The West

Sarah s ready to roll
Sarah Throns and her father Paul. Picture: Bill Hatto/The West Australian

Little Sarah Throns used to have trouble keeping up with her six sisters and two brothers as they tore around the family home on bicycles.

Born with a condition that gave her club feet and little leg strength, the eight-year-old struggles to turn the pedals of a bicycle.

But thanks to a team of volunteers, Sarah now has a hand-powered tricycle and can keep pace with her siblings.

Her sturdy trike is made of parts from old Rottnest Island hire bikes custom-converted to fit her tiny frame.

Sarah plans to take her new wheels to a BMX track to race her dad and two of her siblings, who are all previous State champions.

"I'm looking forward to that one," dad Paul Throns said.

"Sarah wants to do everything.

"She doesn't believe anything will stop her from doing what her brothers and sisters can do."

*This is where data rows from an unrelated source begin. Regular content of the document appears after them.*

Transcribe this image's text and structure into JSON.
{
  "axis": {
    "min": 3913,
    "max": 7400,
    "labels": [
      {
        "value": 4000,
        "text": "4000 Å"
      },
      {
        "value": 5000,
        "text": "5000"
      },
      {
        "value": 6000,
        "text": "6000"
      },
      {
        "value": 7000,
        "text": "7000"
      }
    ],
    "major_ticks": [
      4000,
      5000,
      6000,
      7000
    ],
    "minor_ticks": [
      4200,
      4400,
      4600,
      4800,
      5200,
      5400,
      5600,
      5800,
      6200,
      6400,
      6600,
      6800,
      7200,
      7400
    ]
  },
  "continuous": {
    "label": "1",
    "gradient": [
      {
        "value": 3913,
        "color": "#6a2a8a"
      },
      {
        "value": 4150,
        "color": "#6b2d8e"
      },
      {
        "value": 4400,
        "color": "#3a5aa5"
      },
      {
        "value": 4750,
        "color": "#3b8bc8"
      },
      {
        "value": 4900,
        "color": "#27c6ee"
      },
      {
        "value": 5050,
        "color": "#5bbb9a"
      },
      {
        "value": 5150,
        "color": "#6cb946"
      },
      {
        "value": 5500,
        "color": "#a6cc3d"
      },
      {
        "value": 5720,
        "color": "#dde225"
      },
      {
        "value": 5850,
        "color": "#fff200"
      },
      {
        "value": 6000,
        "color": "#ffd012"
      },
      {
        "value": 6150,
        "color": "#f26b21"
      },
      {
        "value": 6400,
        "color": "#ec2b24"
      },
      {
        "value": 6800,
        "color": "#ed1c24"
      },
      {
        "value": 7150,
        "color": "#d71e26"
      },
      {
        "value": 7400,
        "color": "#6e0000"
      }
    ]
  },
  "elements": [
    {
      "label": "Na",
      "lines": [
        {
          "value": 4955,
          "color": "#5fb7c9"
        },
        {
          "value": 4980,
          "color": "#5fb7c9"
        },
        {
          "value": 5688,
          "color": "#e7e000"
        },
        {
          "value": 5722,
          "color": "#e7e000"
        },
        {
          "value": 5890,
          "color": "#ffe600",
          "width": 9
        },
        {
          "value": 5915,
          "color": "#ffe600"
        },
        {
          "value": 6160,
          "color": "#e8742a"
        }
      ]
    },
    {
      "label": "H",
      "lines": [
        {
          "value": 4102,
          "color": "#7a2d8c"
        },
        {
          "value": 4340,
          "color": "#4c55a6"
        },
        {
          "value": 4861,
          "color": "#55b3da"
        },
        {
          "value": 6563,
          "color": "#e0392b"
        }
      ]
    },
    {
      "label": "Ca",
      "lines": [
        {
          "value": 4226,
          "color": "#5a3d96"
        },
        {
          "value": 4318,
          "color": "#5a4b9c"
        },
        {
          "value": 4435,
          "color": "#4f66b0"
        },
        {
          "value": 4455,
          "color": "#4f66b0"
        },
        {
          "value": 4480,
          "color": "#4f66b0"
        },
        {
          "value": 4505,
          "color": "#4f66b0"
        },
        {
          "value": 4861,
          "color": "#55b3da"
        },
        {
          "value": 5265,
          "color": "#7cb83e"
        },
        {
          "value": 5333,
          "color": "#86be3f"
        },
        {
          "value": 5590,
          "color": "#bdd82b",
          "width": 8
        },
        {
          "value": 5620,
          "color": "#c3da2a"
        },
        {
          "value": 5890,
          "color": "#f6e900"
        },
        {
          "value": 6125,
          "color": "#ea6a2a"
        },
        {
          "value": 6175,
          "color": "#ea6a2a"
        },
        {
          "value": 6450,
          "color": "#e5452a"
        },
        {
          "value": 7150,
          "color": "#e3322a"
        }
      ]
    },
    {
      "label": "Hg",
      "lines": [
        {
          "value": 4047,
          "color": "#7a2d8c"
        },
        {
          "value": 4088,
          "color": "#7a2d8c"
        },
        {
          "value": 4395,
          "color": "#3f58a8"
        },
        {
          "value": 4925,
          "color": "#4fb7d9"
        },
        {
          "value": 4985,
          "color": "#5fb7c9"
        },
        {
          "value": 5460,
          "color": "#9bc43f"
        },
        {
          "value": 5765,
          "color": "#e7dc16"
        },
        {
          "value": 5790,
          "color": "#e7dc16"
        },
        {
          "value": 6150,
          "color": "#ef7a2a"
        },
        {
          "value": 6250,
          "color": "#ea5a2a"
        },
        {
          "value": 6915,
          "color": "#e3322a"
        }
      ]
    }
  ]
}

Sarah's trike was the brainchild of Bruno Booth, from Dismantle, a community-based bike recycling and maintenance group, whose dad built him a similar machine when he was a boy.

Ten hand-pedalled trikes were put together for children at Rocky Bay by Dismantle and the Dreamfit Foundation, a group that helps people with disabilities.

Funding for the project came from Variety WA.

Sarah chose the bright colours and helped assemble the trike at a workshop at Rocky Bay last month.